Angling in the deep applies to other aspects of our life as well. In an earlier blog, I write about the importance of relationships [Discovering the Hidden Treasure]. If we are to be true to a relationship we need to avoid the surface and endeavor to relate to our friend well below the surface and that means asking deep questions. A good example and one shared this past Sunday morning at our Mass celebration in Keremeos by Fr. Harry Clarke, the Pastor, involved an adult child questioning her mother about her ministry work at her local parish. The mother was very involved in Catechesis. The child asked her mother how she was enjoying her ministry work and whether or not new responsibilities she had taken on she found rewarding or stressful. Of course on the surface Mom found nothing particularly unsettling about the question. Her daughter was curious. The mother would have preferred her daughter to have focused on the reason for her ministry work. If the question had been framed in that way she would have been given an opportunity to evangelize her daughter by pointing out that her ministry work gave Mom the opportunity to develop her relationship with Jesus by being the hands, feet, voice and heart of Jesus to those with whom she came in contact.
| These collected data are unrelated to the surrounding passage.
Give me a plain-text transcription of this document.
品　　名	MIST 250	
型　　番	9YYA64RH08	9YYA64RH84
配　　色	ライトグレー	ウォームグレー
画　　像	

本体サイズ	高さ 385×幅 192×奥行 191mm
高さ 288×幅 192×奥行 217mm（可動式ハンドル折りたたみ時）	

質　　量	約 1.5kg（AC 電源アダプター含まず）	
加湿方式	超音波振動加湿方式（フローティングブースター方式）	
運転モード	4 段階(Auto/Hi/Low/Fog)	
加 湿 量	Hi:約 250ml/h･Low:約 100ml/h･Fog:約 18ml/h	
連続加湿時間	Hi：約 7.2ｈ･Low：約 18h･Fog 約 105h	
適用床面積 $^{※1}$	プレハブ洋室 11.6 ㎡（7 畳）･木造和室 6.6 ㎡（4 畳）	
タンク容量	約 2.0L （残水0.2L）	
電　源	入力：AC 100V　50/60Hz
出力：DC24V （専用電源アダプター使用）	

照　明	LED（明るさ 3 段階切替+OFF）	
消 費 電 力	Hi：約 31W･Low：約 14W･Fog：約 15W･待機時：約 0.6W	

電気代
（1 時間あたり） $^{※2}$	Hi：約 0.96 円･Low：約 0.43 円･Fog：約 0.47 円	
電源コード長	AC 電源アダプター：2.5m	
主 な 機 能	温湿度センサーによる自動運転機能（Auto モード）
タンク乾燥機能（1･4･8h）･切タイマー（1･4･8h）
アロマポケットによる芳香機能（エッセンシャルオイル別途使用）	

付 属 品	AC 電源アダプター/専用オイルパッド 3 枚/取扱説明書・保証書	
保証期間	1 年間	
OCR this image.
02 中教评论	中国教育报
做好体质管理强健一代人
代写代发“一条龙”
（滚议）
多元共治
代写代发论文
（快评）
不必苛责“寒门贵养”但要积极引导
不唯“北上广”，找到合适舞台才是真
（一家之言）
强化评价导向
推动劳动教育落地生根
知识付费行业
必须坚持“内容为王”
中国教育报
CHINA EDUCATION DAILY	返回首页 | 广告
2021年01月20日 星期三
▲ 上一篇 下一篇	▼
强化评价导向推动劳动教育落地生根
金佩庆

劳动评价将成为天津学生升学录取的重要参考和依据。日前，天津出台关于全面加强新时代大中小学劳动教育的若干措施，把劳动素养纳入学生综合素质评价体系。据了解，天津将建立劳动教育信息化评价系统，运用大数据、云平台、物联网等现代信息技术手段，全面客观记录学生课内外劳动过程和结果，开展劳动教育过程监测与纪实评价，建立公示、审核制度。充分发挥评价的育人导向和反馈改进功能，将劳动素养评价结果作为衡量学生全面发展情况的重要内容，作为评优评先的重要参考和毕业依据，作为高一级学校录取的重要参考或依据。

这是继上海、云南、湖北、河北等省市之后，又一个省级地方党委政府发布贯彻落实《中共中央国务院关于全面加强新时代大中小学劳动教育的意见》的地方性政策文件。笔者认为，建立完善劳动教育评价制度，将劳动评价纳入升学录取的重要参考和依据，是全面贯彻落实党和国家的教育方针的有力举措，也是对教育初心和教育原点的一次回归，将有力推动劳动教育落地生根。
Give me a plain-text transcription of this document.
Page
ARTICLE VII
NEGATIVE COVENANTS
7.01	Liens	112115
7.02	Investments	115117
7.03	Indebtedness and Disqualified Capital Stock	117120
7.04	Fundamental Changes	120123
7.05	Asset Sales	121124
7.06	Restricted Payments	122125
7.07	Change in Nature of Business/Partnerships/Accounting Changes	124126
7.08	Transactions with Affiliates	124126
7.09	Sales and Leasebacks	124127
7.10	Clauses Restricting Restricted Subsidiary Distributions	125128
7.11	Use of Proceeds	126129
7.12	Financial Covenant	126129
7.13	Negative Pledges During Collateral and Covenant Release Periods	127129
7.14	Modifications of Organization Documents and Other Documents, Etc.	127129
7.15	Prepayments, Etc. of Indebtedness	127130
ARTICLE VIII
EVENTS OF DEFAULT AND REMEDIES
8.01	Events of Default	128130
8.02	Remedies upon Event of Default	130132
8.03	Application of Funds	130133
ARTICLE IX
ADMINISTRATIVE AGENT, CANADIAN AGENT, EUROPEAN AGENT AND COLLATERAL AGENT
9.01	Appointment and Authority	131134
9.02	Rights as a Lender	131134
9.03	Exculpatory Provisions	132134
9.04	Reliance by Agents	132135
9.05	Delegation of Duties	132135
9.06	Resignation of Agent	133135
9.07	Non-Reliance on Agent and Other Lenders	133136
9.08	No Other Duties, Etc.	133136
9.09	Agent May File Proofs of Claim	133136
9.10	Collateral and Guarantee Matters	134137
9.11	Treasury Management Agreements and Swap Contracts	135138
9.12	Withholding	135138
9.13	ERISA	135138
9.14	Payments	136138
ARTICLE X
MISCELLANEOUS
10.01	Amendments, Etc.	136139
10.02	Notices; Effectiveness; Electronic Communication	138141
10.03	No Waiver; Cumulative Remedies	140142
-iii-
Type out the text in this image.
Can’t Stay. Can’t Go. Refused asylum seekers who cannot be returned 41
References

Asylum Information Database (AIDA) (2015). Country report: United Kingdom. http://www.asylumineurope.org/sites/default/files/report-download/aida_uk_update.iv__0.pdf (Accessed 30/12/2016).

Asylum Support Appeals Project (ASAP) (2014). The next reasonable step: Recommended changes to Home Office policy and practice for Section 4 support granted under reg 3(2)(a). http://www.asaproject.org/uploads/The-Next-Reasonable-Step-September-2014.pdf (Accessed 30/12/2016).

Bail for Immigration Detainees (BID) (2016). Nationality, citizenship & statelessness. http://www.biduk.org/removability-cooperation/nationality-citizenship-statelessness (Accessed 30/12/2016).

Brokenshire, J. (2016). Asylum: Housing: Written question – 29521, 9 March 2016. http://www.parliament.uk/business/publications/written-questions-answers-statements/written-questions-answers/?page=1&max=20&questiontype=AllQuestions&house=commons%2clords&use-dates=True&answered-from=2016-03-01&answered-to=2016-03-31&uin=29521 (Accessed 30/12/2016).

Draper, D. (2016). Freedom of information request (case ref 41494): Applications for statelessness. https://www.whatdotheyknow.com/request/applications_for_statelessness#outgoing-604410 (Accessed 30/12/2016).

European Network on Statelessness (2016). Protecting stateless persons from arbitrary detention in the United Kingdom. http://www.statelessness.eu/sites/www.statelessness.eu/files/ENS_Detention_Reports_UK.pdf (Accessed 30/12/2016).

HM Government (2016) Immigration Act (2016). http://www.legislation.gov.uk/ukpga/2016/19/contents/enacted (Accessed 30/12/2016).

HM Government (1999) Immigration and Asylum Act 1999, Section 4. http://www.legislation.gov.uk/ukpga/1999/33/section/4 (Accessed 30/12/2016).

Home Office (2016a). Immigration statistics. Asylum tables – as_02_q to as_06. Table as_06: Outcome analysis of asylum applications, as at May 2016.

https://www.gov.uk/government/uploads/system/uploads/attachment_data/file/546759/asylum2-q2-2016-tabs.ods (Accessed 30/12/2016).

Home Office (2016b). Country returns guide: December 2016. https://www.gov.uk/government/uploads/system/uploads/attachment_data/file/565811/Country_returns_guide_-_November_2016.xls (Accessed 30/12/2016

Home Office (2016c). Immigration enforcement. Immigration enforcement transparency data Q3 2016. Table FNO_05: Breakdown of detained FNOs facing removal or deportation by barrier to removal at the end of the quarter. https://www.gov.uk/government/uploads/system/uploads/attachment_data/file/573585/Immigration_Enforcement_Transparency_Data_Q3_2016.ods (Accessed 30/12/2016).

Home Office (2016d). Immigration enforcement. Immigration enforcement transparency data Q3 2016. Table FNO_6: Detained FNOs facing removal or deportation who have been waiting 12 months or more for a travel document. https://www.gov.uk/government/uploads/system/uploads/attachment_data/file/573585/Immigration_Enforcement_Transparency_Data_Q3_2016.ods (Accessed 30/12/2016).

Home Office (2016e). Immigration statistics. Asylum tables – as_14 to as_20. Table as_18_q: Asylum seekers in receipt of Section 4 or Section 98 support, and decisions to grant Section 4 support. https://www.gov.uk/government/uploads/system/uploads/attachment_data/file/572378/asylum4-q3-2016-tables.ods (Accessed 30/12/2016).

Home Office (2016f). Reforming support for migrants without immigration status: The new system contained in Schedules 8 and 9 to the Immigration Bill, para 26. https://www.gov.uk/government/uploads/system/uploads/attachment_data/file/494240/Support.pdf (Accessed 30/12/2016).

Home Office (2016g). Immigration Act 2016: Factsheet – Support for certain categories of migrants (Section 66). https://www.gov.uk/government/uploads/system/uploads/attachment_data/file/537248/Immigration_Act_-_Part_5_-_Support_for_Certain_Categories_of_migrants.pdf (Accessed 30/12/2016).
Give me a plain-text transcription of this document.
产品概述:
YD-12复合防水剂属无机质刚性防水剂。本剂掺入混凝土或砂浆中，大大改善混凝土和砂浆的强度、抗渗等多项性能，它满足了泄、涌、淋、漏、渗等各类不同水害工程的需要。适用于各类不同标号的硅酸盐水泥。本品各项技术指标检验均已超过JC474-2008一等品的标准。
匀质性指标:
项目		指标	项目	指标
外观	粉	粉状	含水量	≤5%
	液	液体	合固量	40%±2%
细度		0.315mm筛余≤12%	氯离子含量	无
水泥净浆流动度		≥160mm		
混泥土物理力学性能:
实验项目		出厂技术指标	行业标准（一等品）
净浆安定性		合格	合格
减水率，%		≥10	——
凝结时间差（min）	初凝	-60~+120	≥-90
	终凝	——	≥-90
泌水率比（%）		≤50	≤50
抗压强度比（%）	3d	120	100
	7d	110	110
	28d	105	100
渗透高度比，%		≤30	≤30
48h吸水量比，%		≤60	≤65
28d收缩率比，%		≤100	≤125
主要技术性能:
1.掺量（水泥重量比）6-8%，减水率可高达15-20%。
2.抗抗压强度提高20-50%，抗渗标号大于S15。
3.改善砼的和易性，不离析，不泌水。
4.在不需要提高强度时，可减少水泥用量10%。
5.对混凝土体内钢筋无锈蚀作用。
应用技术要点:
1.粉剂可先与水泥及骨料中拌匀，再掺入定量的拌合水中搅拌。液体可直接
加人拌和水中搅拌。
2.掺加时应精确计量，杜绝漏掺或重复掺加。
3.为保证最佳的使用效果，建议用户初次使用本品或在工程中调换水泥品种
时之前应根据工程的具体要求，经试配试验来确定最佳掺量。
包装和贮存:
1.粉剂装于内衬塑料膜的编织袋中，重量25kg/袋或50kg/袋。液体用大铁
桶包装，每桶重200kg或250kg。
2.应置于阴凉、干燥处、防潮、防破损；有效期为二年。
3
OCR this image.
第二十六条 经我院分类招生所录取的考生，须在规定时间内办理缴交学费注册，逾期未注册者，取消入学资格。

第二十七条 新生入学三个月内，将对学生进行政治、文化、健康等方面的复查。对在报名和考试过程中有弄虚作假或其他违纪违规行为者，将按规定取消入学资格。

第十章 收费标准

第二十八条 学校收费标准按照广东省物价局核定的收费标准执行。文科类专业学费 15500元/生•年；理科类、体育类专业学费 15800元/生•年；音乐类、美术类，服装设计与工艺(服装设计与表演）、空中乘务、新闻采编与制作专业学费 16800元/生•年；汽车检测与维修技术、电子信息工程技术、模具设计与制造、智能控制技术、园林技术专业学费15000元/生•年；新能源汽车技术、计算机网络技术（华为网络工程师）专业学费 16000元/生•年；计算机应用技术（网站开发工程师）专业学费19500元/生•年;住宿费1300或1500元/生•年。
In short, it would have been a teaching moment and the focus would have been on the relationship she enjoyed with Jesus and the importance of that relationship to Mom, a relationship she was most anxious to share with her daughter.
If you are like me, you have had to struggle with the temptation to treat religion as a hobby. The hobby can include numerous ministry assignments and the social interaction that goes with it. It need not be approached at this level however. In this past Sunday’s gospel reading [Mark 10: 17-30] Jesus encounters the rich young man who wants to know what he has to do to attain eternal life. As the story unfolds we discover that the young man has kept the commandments but Jesus tells him that he lacks one thing and that to solve the problem he needs to sell his possessions, give the money to the poor and follow Jesus. When the young man heard this he went away grieving as he had many possessions. The point that Jesus makes here is that relating to Him on the surface is not sufficient nor is it satisfying. We need to go deeper in our relationship with Him and when we do that our ministry efforts take on a totally different character. They cease to be hobby like and begin to look like an effort to relate to a friend who loves us. In short, they become a labor of love.
In our busy lives we often find it difficult to allot the time necessary to nourish our important relationships. Many of us remember the glow of first love with our spouses and how easy it was to allot time and energy to building that relationship because we were motivated. If you are having trouble going deeper in your relationship with Jesus, ask Jesus for the grace you need to angle more deeply that you might really get hooked.